Postoperative Details

See the list below:

  • Continuous intensive care unit monitoring with frequent neurologic checks is imperative in the immediate postoperative period.

  • Maintain meticulous eye care when facial nerve function is compromised.

  • Appropriately manage comorbid medical conditions.

  • Institute speech and physical therapy as soon as possible.


See the list below:

  • Guidelines for follow-up care depend on the type of lesion and morbidity.

  • Typically, an enhanced MRI is obtained 6 months to 1 year after surgery and at variable periods thereafter.

  • Malignant lesions require more frequent follow-up care.


Contemporary surgical and anesthetic techniques have minimized morbidity for these lesions. Careful preoperative assessment and control of comorbid conditions can further diminish the risks of complication. Complications from these procedures can include the following:

  • Permanent hearing impairment or complete hearing loss on the operative side

  • Temporary or permanent facial paralysis[6, 7]

  • Exposure keratitis or corneal ulcer

  • Ipsilateral facial hypesthesia

  • Lower cranial nerve deficits (eg, dysphagia, hoarseness, aspiration)

  • CSF leak (eg, otorrhea, rhinorrhea)

  • Infection (eg, wound, meningitis, intracranial abscess

  • Intraoperative hemorrhage

  • Hematoma

  • Seizures

  • Stroke

A retrospective study by Shew et al suggested that the chance of CSF fistula following CPA tumor resection is greater in patients with isolated petrous apex (PA) pneumatization. The investigators found the rates of CSF leak and CSF rhinorrhea to be 25.0% and 15.0%, respectively, in patients with PA pneumatization who underwent resection, compared with 13.7% and 5.9%, respectively, in resection patients without pneumatization.[8]

Outcome and Prognosis

The outcome and prognosis for cure from surgical resection depends on the histology, size, and location of the tumor and the approach chosen. Cessation of tumor growth from primary radiation also depends on the specific factors listed above. Expected facial palsy rates are high for primary facial schwannomas. The effect on quality of life from facial nerve palsy is quite significant. Results also depend on the experience and skills of the surgeon.

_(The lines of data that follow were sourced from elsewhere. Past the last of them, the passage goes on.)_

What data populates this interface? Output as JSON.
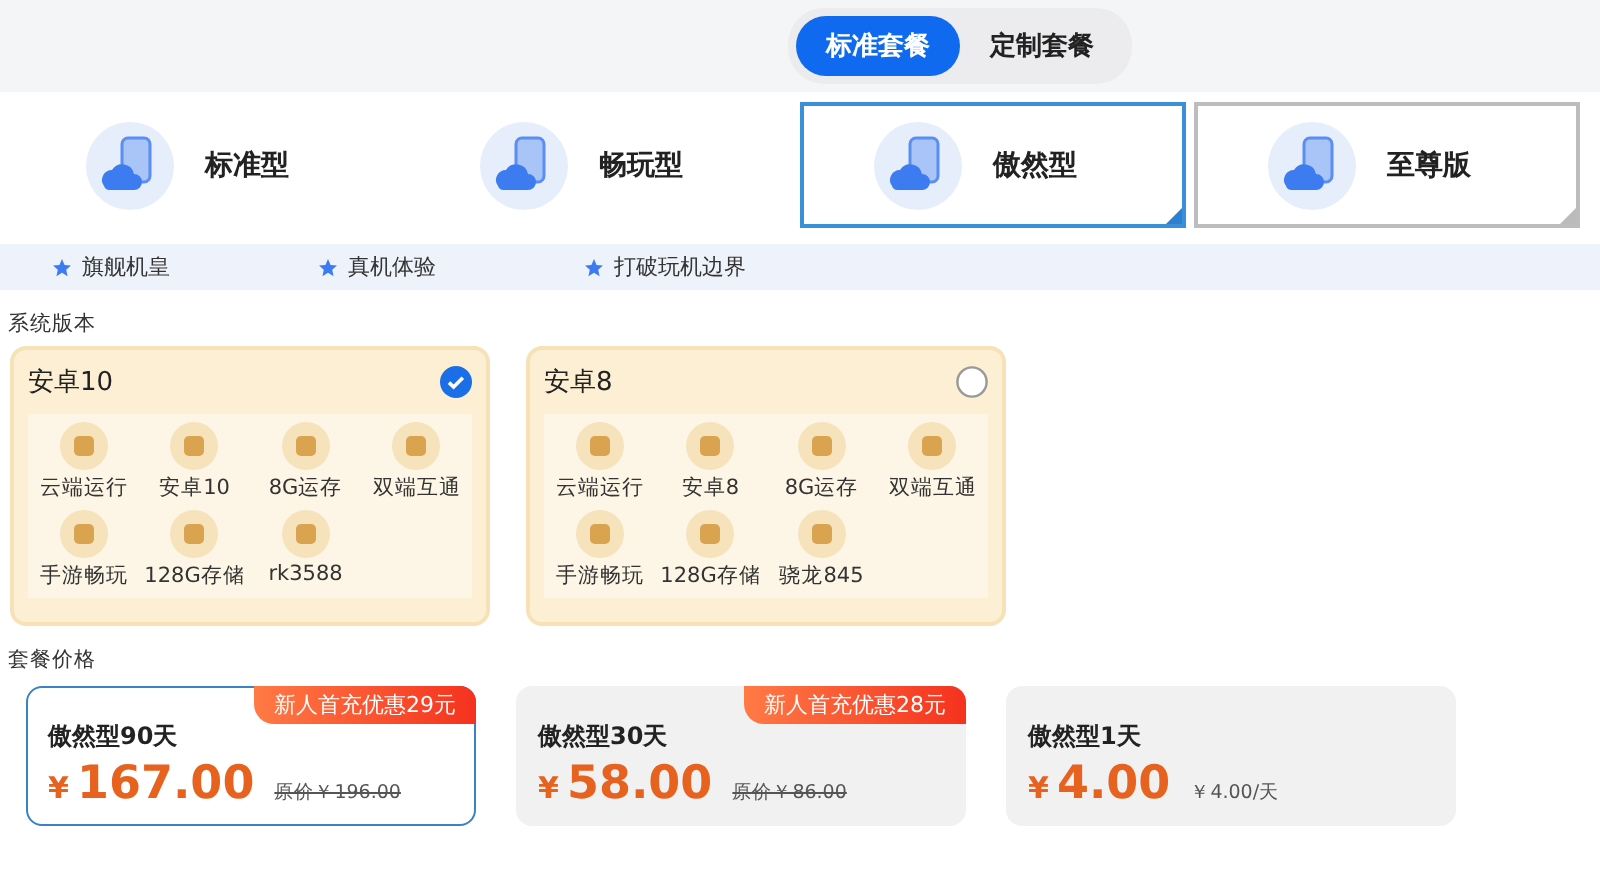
{
  "mode_tabs": [
    {
      "label": "标准套餐",
      "selected": true
    },
    {
      "label": "定制套餐",
      "selected": false
    }
  ],
  "tiers": [
    {
      "label": "标准型",
      "selected": false,
      "outlined": false
    },
    {
      "label": "畅玩型",
      "selected": false,
      "outlined": false
    },
    {
      "label": "傲然型",
      "selected": true
    },
    {
      "label": "至尊版",
      "selected": false,
      "outlined": true
    }
  ],
  "highlights": [
    "旗舰机皇",
    "真机体验",
    "打破玩机边界"
  ],
  "system_section": {
    "title": "系统版本",
    "versions": [
      {
        "name": "安卓10",
        "selected": true,
        "features": [
          "云端运行",
          "安卓10",
          "8G运存",
          "双端互通",
          "手游畅玩",
          "128G存储",
          "rk3588"
        ]
      },
      {
        "name": "安卓8",
        "selected": false,
        "features": [
          "云端运行",
          "安卓8",
          "8G运存",
          "双端互通",
          "手游畅玩",
          "128G存储",
          "骁龙845"
        ]
      }
    ]
  },
  "price_section": {
    "title": "套餐价格",
    "plans": [
      {
        "name": "傲然型90天",
        "price": "167.00",
        "currency": "¥",
        "badge": "新人首充优惠29元",
        "note": {
          "text": "原价￥196.00",
          "kind": "original"
        },
        "selected": true
      },
      {
        "name": "傲然型30天",
        "price": "58.00",
        "currency": "¥",
        "badge": "新人首充优惠28元",
        "note": {
          "text": "原价￥86.00",
          "kind": "original"
        },
        "selected": false
      },
      {
        "name": "傲然型1天",
        "price": "4.00",
        "currency": "¥",
        "note": {
          "text": "￥4.00/天",
          "kind": "per_day"
        },
        "selected": false
      }
    ]
  }
}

In a study of 34 patients who underwent surgery for CPA meningiomas, Agarwal et al found that the rate of permanent cranial nerve deficits was significantly greater in patients with tumors of more than 3 cm in size than in those with smaller meningiomas (45.5% vs 5.9%, respectively). It was also found that deficits of the lower cranial nerves occurred only in patients whose tumors extended into the jugular foramen. No association was found between tumor extension into the internal acoustic canal and either postoperative complications or cranial nerve deficits. Among all patients, 5.9% suffered postoperative facial nerve palsy.[9]

Future and Controversies

Further advances in surgical techniques and radiotherapy are being made. Endoscopic surgical techniques in the cerebellopontine angle (CPA) have improved visualization of the tumor and adjacent structures. Stereotactic methods have improved accuracy of the delivery of microsurgical dissection and radiation therapy, thus minimizing damage to adjacent tissue. New radiation delivery protocols, although incompletely followed up, show some promise as primary or adjuvant therapy of some of these lesions.